Three funds of the US private equity firm – Blackstone Capital Partners VIII, Blackstone Capital Partners Asia NQ LP and BCP Topco IX Pte Ltd – had signed a deal to acquire 55.31% stake of Mphasis for Rs 15,216.9 crore, or about $2 billion, from older fund Blackstone Capital Partners VI.
Funds owned by ADIA, UC Investments (office of the chief investment officer of The Regents, University of California) and others will co-invest, Blackstone had said in April.
The deal had also triggered a mandatory open offer as per stock market regulator Sebi’s guidelines.
Accordingly, the investors had made an open offer to buy an additional 26% stake of Mphasis at Rs 1,677.16 per share. They mandated JM Financial to carry out the open offer that would requirepayment of Rs 8,262.23 crore, or about $1.1 billion, for 26% stake.
But Mphasis share price has soared since then, pushing up the acquisition cost significantly.
The stock closed at Rs 2,365.75 on the BSE on Tuesday, up more than 1% from the previous close. Stock markets remained closed on Wednesday on account of Bakri Eid.
Blackstone, ADIA and UC Investments declined to comment while GIC did not respond to ET’s query as of press time Wednesday.
Individual banks could not be immediately contacted for comments.
Private equity firms use the commitment of capital by its limited partners or investors to its funds as collateral to secure a line of credit that they can use as needed.
Traditionally, when a PE firm sees an investment opportunity, it calls on the capital committed by its investors and uses this to acquire the company. However, in certain circumstances, the funds will have to write cheques faster, the people cited earlier said.
“In such situations, funds will make a bridge loan facility which is dually secured – that happened in the case of Mphasis,” one of the sources said.
“In this case, shares in Mphasis have moved up way higher to its open offer price and thus, banks will be in a much comfortable position to offer a financing deal.”
Blackstone and co-investors will jointly hold up to 75% stake in Mphasis, the US fund had said in April.

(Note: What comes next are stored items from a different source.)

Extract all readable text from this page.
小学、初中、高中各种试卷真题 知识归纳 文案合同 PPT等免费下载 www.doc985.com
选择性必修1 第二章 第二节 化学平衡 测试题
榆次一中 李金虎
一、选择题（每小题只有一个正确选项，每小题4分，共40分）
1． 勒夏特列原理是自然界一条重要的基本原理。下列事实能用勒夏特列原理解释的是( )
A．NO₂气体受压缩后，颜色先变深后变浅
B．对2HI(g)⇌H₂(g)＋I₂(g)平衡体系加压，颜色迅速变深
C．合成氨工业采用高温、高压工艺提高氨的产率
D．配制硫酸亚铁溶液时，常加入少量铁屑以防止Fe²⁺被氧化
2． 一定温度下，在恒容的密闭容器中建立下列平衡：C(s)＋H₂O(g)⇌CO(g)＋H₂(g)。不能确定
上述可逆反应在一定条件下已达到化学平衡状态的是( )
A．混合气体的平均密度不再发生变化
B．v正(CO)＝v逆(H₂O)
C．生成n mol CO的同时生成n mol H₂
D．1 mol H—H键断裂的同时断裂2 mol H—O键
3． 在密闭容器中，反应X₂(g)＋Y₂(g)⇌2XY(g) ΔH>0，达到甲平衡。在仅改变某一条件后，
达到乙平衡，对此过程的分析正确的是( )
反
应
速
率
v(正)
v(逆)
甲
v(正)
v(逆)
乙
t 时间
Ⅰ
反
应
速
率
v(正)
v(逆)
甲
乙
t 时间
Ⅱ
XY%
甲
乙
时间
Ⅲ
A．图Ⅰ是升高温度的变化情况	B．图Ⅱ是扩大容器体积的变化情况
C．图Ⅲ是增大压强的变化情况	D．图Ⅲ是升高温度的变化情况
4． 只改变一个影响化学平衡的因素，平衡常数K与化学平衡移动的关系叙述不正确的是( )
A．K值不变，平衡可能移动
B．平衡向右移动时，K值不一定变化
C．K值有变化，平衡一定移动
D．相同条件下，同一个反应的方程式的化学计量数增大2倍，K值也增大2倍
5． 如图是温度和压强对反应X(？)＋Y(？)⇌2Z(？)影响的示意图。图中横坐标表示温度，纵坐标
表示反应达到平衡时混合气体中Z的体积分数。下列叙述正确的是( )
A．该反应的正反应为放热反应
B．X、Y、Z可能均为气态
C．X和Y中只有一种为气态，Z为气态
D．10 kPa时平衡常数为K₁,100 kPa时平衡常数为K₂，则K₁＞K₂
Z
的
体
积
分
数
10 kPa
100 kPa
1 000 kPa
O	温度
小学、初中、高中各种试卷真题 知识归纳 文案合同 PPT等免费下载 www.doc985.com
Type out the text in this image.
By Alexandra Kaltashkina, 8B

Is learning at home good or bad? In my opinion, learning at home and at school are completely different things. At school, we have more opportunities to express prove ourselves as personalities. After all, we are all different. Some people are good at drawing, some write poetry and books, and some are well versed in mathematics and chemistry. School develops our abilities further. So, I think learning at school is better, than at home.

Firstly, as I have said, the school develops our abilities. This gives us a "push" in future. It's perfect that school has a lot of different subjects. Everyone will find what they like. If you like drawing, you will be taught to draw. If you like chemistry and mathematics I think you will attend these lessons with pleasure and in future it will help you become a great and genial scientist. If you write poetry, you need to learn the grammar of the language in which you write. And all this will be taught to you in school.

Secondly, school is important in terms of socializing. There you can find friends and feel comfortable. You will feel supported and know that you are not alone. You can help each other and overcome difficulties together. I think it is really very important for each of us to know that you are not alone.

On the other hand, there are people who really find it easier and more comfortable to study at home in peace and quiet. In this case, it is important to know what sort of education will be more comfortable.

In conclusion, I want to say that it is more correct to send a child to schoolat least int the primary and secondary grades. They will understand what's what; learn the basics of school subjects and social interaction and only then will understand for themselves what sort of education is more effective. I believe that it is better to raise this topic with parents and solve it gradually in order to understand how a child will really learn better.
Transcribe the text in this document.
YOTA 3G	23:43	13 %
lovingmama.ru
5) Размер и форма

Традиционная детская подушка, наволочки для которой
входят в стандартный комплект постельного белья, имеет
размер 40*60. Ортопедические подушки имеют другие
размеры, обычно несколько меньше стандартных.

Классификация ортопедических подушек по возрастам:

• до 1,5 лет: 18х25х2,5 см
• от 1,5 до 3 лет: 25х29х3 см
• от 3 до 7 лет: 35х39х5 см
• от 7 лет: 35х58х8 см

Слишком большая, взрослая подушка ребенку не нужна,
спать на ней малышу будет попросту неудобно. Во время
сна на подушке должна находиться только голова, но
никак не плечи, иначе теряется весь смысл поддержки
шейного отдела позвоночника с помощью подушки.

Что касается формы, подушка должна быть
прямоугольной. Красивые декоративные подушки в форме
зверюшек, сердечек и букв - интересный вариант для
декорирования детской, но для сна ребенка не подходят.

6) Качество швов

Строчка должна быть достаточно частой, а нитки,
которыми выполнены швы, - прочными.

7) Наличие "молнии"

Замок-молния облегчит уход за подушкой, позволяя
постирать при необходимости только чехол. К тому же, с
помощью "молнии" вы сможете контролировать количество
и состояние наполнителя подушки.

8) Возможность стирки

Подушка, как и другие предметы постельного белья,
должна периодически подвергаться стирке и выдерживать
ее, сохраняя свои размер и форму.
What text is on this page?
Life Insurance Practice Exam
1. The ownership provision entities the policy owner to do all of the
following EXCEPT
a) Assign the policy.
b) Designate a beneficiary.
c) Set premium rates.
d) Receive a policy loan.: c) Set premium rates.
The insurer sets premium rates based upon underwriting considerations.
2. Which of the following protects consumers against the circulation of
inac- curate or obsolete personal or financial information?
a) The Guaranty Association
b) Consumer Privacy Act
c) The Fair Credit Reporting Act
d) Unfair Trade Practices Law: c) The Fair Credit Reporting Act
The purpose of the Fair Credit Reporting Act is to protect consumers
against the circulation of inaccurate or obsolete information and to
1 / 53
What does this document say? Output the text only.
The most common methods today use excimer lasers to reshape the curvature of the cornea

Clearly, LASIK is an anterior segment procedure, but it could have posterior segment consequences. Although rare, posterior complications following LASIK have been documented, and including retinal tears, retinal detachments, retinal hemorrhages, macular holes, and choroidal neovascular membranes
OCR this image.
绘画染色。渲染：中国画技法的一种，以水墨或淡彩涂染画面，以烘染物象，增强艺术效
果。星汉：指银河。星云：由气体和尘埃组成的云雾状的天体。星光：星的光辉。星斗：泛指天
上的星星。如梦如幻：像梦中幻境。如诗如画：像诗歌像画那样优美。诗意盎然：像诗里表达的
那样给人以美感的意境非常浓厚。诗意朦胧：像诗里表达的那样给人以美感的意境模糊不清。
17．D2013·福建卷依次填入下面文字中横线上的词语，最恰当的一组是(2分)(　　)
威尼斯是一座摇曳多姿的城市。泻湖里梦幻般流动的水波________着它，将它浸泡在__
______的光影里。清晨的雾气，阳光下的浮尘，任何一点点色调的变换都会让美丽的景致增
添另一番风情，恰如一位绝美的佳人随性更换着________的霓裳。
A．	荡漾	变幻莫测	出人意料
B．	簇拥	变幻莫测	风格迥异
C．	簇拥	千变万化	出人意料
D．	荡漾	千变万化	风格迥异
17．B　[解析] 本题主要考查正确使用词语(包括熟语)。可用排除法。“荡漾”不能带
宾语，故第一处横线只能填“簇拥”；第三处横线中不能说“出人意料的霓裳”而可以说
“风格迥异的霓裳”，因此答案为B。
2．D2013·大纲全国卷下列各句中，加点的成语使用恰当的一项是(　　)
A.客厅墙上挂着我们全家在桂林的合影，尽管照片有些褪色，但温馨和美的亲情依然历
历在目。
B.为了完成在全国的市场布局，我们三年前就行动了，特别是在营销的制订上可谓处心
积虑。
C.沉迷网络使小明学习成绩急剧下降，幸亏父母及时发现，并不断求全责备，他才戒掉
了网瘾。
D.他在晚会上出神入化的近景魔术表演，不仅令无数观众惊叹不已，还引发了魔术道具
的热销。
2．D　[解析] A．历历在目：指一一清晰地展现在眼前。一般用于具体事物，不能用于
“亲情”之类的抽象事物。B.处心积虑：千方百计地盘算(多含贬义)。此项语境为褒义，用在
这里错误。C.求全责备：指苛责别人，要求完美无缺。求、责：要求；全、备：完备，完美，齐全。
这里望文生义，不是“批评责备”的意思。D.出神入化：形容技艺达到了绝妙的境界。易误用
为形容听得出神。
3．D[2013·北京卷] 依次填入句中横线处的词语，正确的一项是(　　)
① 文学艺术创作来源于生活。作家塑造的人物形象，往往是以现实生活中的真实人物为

Blackstone bought Mphasis in April 2016 when it acquired a 60% stake from Hewlett Packard for around $800 million. The PE firm made a partial exit in May 2018, selling nearly 8% stake through secondary block deals, taking a 2x return within a span of two years.
Late last year, Blackstone had hired JP Morgan to run a process to sell its controlling stake in Mphasis, but was unsuccessful. Later, the New York-headquartered investor decided to shift the ownership from an older fund to newer ones.
Private equity firms do such transfers from older funds to newer funds to hold on to some shares, because PE funds have a fixed lifespan within which investors’ capital has to be returned.